Kung Fu Panda 2 Angers Chinese Artists

On May 27 the movie “Kung Fu Panda 2” open in debuted in Chinese theatres much to the delight of the middle and upper class minorities would could afford to see it. A typical Western scene could be viewed in China as excited kids and parents stood in long lines to get tickets to see this latest Disney movie. However not everyone was happy with its opening, many, especially in the cinema circles, have called for the movie to be boycotted.

Some Chinese artists and scholars are calling for a boycott because the move, produced by DreamWorks, twists Chinese culture and serves as a tool to “kidnap” the mind of the Chinese people. The Chinese version of the film added more Chinese elements such as shadow play and lion dancing.

The American movie industry has a long history of appropriating foreign culture and homogenizing it into a commercial product intended for mass consumption. One doesn’t need to look an further than the whole “Latin Crazy” that appeared many years ago with the Macarena and then the creation of Ricky Martian. Disney in particular is pretty bad for this. The have quite a long history of cultural exploitation. Chinese elements have become advertising products to advocate American culture.

This is a common feature of imperialism, the domination of American culture over the one that exists domestically. Many Latin American countries face this as well. Much of the programing there is American with Spanish dubbing. The American content is made cheaply in the US and is then exported even cheaper to the developing world where it becomes impossible for domestic programming to compete economically for air time. Its the advantage that a concentration of capital has.

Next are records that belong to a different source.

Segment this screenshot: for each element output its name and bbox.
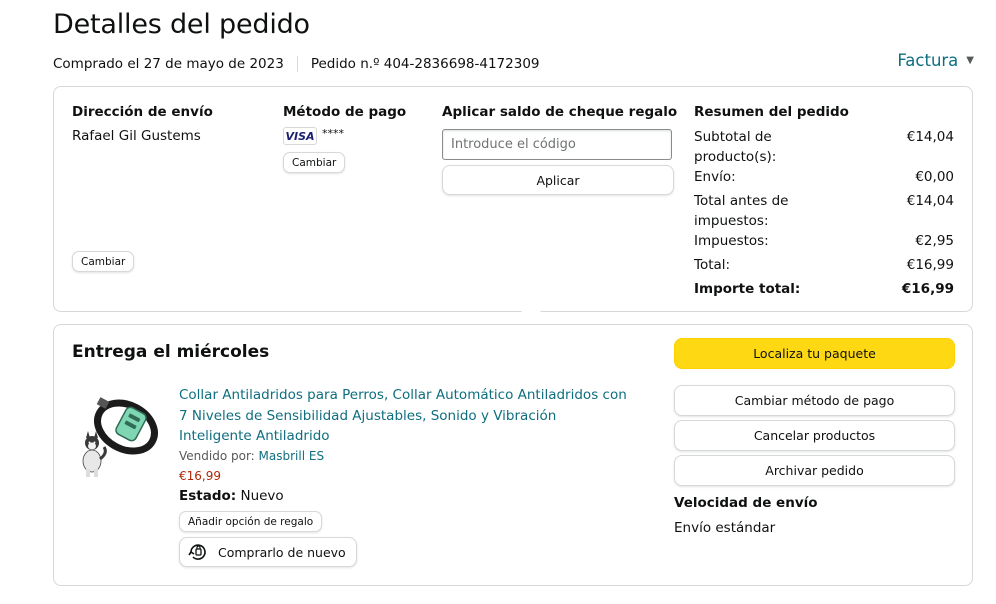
summary-row: Subtotal de producto(s): €14,04 [694,127,954,167]
summary-grand-total: Importe total: €16,99 [694,279,954,299]
card-masked-number: **** [322,127,344,140]
product-title-link[interactable]: Collar Antiladridos para Perros, Collar … [179,385,629,447]
chevron-down-icon: ▼ [966,55,974,66]
buy-again-button[interactable]: Comprarlo de nuevo [179,537,357,567]
invoice-label[interactable]: Factura [897,51,958,70]
archive-order-button[interactable]: Archivar pedido [674,455,955,486]
summary-label: Total: [694,257,731,273]
purchase-date: Comprado el 27 de mayo de 2023 [53,56,284,72]
summary-heading: Resumen del pedido [694,104,849,120]
payment-heading: Método de pago [283,104,407,120]
sold-by-label: Vendido por: [179,449,255,463]
order-meta: Comprado el 27 de mayo de 2023 Pedido n.… [53,56,540,72]
product-image[interactable] [76,383,170,479]
grand-total-label: Importe total: [694,281,801,297]
summary-value: €0,00 [915,169,954,185]
status-label: Estado: [179,488,237,504]
change-payment-button[interactable]: Cambiar [283,152,346,173]
summary-row: Total antes de impuestos: €14,04 [694,191,954,231]
change-payment-method-button[interactable]: Cambiar método de pago [674,385,955,416]
invoice-dropdown[interactable]: Factura ▼ [897,51,974,70]
summary-row: Impuestos: €2,95 [694,231,954,251]
order-summary: Subtotal de producto(s): €14,04 Envío: €… [694,127,954,303]
summary-label: Total antes de impuestos: [694,193,789,229]
grand-total-value: €16,99 [901,281,954,297]
summary-label: Impuestos: [694,233,769,249]
change-address-button[interactable]: Cambiar [72,251,135,272]
giftcard-heading: Aplicar saldo de cheque regalo [442,104,678,120]
summary-row: Envío: €0,00 [694,167,954,187]
meta-divider [296,56,298,72]
summary-row: Total: €16,99 [694,255,954,275]
box-notch [521,301,541,321]
delivery-box: Entrega el miércoles Collar Antiladridos… [53,324,973,586]
add-gift-option-button[interactable]: Añadir opción de regalo [179,511,323,532]
summary-label: Subtotal de producto(s): [694,129,777,165]
shipping-heading: Dirección de envío [72,104,213,120]
summary-value: €14,04 [906,193,954,209]
cancel-items-button[interactable]: Cancelar productos [674,420,955,451]
summary-label: Envío: [694,169,736,185]
buy-again-label: Comprarlo de nuevo [218,544,346,560]
giftcard-code-input[interactable] [442,129,672,160]
product-status: Estado: Nuevo [179,488,284,504]
summary-value: €16,99 [906,257,954,273]
shipping-speed-heading: Velocidad de envío [674,495,818,511]
seller-link[interactable]: Masbrill ES [259,449,325,463]
order-number: Pedido n.º 404-2836698-4172309 [310,56,540,72]
status-value: Nuevo [240,488,284,504]
delivery-heading: Entrega el miércoles [72,342,270,362]
shipping-name: Rafael Gil Gustems [72,128,201,144]
product-price: €16,99 [179,469,221,483]
sold-by: Vendido por: Masbrill ES [179,449,324,463]
visa-card-icon: VISA [283,127,317,145]
summary-value: €2,95 [915,233,954,249]
summary-value: €14,04 [906,129,954,145]
page-title: Detalles del pedido [53,9,310,40]
apply-giftcard-button[interactable]: Aplicar [442,165,674,195]
track-package-button[interactable]: Localiza tu paquete [674,338,955,369]
order-info-box: Dirección de envío Rafael Gil Gustems Ca… [53,86,973,321]
rebuy-icon [188,544,206,560]
shipping-speed-value: Envío estándar [674,520,776,536]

I can to some degree understand how the Chinese feel. The red coat and four-pointed hat of Royal Canadian Mounted Police is trademark of the Disney corporation. Chinese capitalism is no better, at one point the Chinese government tried to trade mark the dream catcher, a sacred native American symbol. Capitalism is destined to take everything and make it a commodity to be sold, even air. (Google bottled air in Japan.)

Much of the controversy is centred around the fact that the movie was opened just before Children’s day. Zhao Bandi, avant-garde artist, wrote an open letter to the move house managers of China:

“Children’s Day should be pure. Don’t turn it into a money-making day for Hollywood, and don’t fool our next generation with American ‘fast food’.”
– Zhao Bandi

The criticism is fair, Children’s Day in China was intended to put focus on children’s issues and to remind people that children are the future. This tradition of Children’s day in China began 1949 soon after the victory of the Chinese Communist revolution. Traditionally the government made it a half day for primary schools and provide free movies on Children’s Day to allow students to have fun.

It would be a shame for children’s day to be ruined by being turned into another commercialized holiday Christmas, Easter and the like. But that is what capitalism does, there is no sacred or personal, only marketable.